Stereoselective analysis of bupropion and hydroxybupropion in human plasma and urine by LC/MS/MS.

作者信息

Coles Rebecka, Kharasch Evan D

机构信息

Division of Clinical and Translational Research, Department of Anesthesiology, Washington University, St Louis, MO 63110, USA.

出版信息

J Chromatogr B Analyt Technol Biomed Life Sci. 2007 Sep 15;857(1):67-75. doi: 10.1016/j.jchromb.2007.07.007. Epub 2007 Jul 10.

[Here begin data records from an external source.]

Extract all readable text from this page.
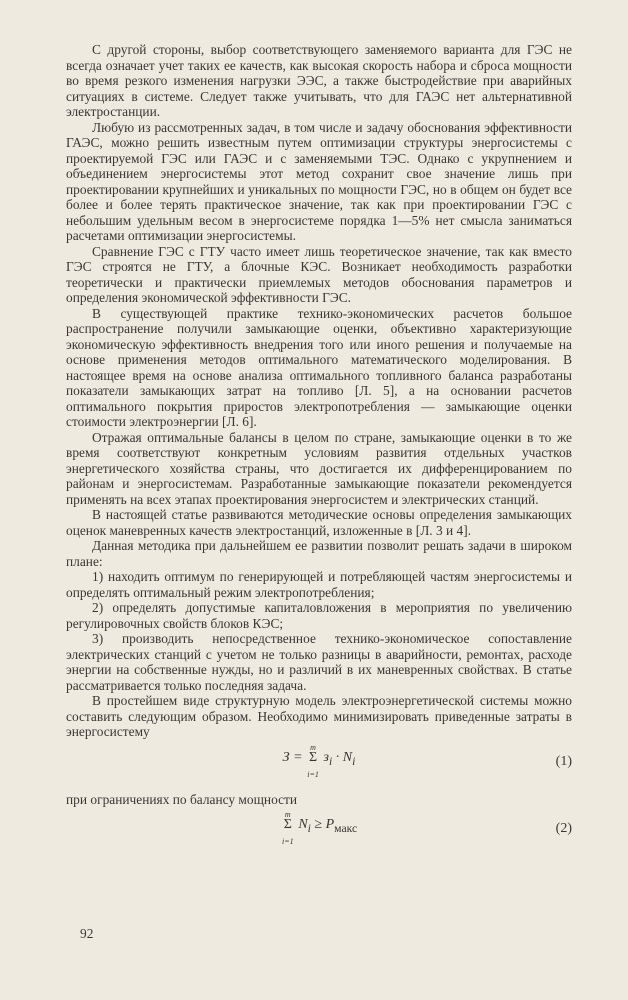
С другой стороны, выбор соответствующего заменяемого варианта для ГЭС не всегда означает учет таких ее качеств, как высокая скорость набора и сброса мощности во время резкого изменения нагрузки ЭЭС, а также быстродействие при аварийных ситуациях в системе. Следует также учитывать, что для ГАЭС нет альтернативной электростанции.

Любую из рассмотренных задач, в том числе и задачу обоснования эффективности ГАЭС, можно решить известным путем оптимизации структуры энергосистемы с проектируемой ГЭС или ГАЭС и с заменяемыми ТЭС. Однако с укрупнением и объединением энергосистемы этот метод сохранит свое значение лишь при проектировании крупнейших и уникальных по мощности ГЭС, но в общем он будет все более и более терять практическое значение, так как при проектировании ГЭС с небольшим удельным весом в энергосистеме порядка 1—5% нет смысла заниматься расчетами оптимизации энергосистемы.

Сравнение ГЭС с ГТУ часто имеет лишь теоретическое значение, так как вместо ГЭС строятся не ГТУ, а блочные КЭС. Возникает необходимость разработки теоретически и практически приемлемых методов обоснования параметров и определения экономической эффективности ГЭС.

В существующей практике технико-экономических расчетов большое распространение получили замыкающие оценки, объективно характеризующие экономическую эффективность внедрения того или иного решения и получаемые на основе применения методов оптимального математического моделирования. В настоящее время на основе анализа оптимального топливного баланса разработаны показатели замыкающих затрат на топливо [Л. 5], а на основании расчетов оптимального покрытия приростов электропотребления — замыкающие оценки стоимости электроэнергии [Л. 6].

Отражая оптимальные балансы в целом по стране, замыкающие оценки в то же время соответствуют конкретным условиям развития отдельных участков энергетического хозяйства страны, что достигается их дифференцированием по районам и энергосистемам. Разработанные замыкающие показатели рекомендуется применять на всех этапах проектирования энергосистем и электрических станций.

В настоящей статье развиваются методические основы определения замыкающих оценок маневренных качеств электростанций, изложенные в [Л. 3 и 4].

Данная методика при дальнейшем ее развитии позволит решать задачи в широком плане:

1) находить оптимум по генерирующей и потребляющей частям энергосистемы и определять оптимальный режим электропотребления;

2) определять допустимые капиталовложения в мероприятия по увеличению регулировочных свойств блоков КЭС;

3) производить непосредственное технико-экономическое сопоставление электрических станций с учетом не только разницы в аварийности, ремонтах, расходе энергии на собственные нужды, но и различий в их маневренных свойствах. В статье рассматривается только последняя задача.

В простейшем виде структурную модель электроэнергетической системы можно составить следующим образом. Необходимо минимизировать приведенные затраты в энергосистему

З = Σ
m
i=1
$з_i \cdot N_i$	(1)

при ограничениях по балансу мощности

Σ
m
i=1
$N_i \ge P_{макс}$	(2)
92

DOI:10.1016/j.jchromb.2007.07.007
PMID:17656162
Abstract

A sensitive, stereoselective assay using solid phase extraction and LC-MS-MS was developed and validated for the analysis of (R)- and (S)-bupropion and its major metabolite (R,R)- and (S,S)-hydroxybupropion in human plasma and urine. Plasma or glucuronidase-hydrolyzed urine was acidified, then extracted using a Waters Oasis MCX solid phase 96-well plate. HPLC separation used an alpha(1)-acid glycoprotein column, a gradient mobile phase of methanol and aqueous ammonium formate, and analytes were detected by electrospray ionization and multiple reaction monitoring with an API 4000 Qtrap. The assay was linear in plasma from 0.5 to 200 ng/ml and 2.5 to 1000 ng/ml in each bupropion and hydroxybupropion enantiomer, respectively. The assay was linear in urine from 5 to 2000 ng/ml and 25 to 10,000 ng/ml in each bupropion and hydroxybupropion enantiomer, respectively. Intra- and inter-day accuracy was >98% and intra- and inter-day coefficients of variations were less than 10% for all analytes and concentrations. The assay was applied to a subject dosed with racemic bupropion. The predominant enantiomers in both urine and plasma were (R)-bupropion and (R,R)-hydroxybupropion. This is the first LC-MS/MS assay to analyze the enantiomers of both bupropion and hydroxybupropion in plasma and urine.

摘要

开发并验证了一种使用固相萃取和液相色谱 - 串联质谱的灵敏、立体选择性分析方法,用于分析人血浆和尿液中的(R)-和(S)-安非他酮及其主要代谢物(R,R)-和(S,S)-羟基安非他酮。将血浆或经葡萄糖醛酸酶水解的尿液酸化,然后使用沃特世Oasis MCX固相96孔板进行萃取。高效液相色谱分离使用α(1)-酸性糖蛋白柱、甲醇和甲酸铵水溶液的梯度流动相,通过电喷雾电离和API 4000 Qtrap进行多反应监测来检测分析物。该分析方法在血浆中,每种安非他酮和羟基安非他酮对映体的线性范围分别为0.5至200 ng/ml和2.5至1000 ng/ml。在尿液中,每种安非他酮和羟基安非他酮对映体的线性范围分别为5至2000 ng/ml和25至10,000 ng/ml。对于所有分析物和浓度,日内和日间准确度均>98%,日内和日间变异系数均小于10%。该分析方法应用于一名服用消旋安非他酮的受试者。尿液和血浆中的主要对映体均为(R)-安非他酮和(R,R)-羟基安非他酮。这是首个用于分析血浆和尿液中安非他酮和羟基安非他酮对映体的液相色谱 - 串联质谱分析方法。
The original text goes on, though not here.